Se puede notar la humedad. El eterno discurrir del agua. Como si la pantalla fuese líquida y al rozarla con el dedo se creasen ondulaciones. Y se deformase la imagen. Se puede notar. La picazón. Los insectos zumbando por toda la sala. Se puede notar el olor, la suciedad, el sudor, el hambre, la podredumbre, la miseria. El calor y la muerte acechando en cualquier esquina. El Guadalquivir, retornando una y otra vez. Siempre. Fluyendo hacia el mar. Levantan la vista y parece que lo ven. Allí, a lo lejos en el horizonte. El Nuevo Mundo. Por un momento, lo notas. La brisa de Sevilla. El calor desprendiéndose de la piedra. Cayendo a plomo mientras en el interior el fresco anida. Y la sangre se hiela. La enfermedad, la prostitución, la pobreza. La pompa, el oro, el chocolate, la corrupción, la política, el poder y la Iglesia. Una catedral que ya no existe. Caravaggio en cualquier escena. Claroscuro. Tenebrismo en la ciudad que hace siglos estaba a ser llamada la capital de la Tierra.
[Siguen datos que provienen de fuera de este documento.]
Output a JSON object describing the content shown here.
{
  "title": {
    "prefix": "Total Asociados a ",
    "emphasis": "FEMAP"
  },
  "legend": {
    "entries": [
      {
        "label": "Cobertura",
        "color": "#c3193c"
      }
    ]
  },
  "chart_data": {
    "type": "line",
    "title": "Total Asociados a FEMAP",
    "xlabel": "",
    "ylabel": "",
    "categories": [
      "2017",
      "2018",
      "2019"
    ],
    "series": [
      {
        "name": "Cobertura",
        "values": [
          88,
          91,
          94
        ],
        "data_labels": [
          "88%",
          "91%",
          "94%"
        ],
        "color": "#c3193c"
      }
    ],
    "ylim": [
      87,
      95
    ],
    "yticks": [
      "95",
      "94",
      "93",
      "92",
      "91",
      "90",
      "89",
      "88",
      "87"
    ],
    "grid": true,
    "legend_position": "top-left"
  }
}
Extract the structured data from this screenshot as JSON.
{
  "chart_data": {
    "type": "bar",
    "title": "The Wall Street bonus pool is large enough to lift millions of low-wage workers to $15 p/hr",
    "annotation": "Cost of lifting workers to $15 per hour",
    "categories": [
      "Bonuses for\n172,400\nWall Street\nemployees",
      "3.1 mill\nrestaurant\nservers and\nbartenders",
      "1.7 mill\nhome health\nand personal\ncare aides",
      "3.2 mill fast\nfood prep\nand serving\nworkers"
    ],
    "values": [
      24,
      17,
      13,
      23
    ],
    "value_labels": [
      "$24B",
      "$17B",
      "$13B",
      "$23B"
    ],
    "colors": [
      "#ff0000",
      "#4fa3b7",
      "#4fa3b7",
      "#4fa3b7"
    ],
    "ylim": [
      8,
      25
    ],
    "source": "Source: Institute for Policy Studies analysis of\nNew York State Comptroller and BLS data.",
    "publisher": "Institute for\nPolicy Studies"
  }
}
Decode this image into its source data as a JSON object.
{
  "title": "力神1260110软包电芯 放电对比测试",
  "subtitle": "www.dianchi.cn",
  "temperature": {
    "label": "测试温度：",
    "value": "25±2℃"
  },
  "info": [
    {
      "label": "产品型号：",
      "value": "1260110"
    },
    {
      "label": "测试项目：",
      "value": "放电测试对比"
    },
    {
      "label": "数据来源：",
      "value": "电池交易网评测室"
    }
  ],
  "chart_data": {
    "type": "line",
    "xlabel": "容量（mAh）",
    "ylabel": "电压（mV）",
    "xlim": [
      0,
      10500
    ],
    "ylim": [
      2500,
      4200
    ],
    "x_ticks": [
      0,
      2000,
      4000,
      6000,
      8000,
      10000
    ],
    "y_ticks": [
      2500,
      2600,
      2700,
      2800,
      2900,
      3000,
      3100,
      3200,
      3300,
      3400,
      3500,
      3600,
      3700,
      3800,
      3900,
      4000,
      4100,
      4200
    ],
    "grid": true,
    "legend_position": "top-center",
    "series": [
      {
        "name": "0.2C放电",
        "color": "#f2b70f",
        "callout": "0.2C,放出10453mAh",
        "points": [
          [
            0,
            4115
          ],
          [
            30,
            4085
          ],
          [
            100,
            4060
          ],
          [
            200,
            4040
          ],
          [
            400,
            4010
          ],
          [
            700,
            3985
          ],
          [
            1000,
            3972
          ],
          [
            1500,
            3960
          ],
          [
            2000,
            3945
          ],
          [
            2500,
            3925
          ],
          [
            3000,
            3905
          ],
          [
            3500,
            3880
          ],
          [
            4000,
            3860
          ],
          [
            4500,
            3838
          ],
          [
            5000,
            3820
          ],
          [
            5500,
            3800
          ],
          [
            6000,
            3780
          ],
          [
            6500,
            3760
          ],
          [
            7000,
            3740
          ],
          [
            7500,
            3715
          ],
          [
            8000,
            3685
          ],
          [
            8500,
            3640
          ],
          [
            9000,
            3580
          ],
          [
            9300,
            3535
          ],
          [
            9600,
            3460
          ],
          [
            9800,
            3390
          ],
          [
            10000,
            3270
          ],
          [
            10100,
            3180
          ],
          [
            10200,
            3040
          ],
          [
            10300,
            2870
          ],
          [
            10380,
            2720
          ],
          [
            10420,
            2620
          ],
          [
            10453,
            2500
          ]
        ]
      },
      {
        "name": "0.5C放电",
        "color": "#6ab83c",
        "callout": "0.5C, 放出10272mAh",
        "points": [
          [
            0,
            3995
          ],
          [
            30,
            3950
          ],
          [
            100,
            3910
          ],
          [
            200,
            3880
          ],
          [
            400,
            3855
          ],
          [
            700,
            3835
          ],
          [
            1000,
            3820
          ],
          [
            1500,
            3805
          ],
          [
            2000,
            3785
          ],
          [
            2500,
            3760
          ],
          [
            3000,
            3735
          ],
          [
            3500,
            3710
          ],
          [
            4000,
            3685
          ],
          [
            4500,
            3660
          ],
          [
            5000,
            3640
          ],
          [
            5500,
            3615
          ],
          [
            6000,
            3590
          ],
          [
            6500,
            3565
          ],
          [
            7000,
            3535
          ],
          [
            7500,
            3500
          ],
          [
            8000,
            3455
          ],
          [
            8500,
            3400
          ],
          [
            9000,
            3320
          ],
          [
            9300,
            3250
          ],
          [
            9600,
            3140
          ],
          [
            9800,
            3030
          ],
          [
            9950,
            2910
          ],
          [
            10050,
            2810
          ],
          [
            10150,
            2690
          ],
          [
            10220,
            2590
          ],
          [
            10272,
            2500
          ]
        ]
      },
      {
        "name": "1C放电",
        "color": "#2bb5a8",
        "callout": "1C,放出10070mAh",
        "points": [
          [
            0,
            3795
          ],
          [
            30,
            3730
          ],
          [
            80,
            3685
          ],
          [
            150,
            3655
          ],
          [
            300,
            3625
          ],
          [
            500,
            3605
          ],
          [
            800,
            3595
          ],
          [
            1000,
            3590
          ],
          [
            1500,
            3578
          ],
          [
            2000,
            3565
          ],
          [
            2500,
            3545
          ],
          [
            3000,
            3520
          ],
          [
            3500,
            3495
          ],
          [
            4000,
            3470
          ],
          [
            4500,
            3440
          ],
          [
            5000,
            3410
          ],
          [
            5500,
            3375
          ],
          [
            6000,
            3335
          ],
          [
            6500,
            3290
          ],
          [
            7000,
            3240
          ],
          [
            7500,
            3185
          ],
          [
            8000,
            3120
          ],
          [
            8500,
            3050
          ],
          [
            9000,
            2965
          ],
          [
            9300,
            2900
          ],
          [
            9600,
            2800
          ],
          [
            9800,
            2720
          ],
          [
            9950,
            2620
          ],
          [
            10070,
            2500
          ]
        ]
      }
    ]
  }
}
La unión entre dos mundos. El almacén de todas las riquezas. Se alza en la pantalla una Sevilla que quedó en el camino. La Sevilla del Descubrimiento de América. Pero a Sevilla la asedian. Los que se quejan de los acentos, los que se fijan en el color cuando arde la cera. Como si la Historia pudiese patentarse para luego vender licencias. Sigue en la calle. Todavía contagia. La Peste. Ser incapaz de alegrarse si es otro el que gana.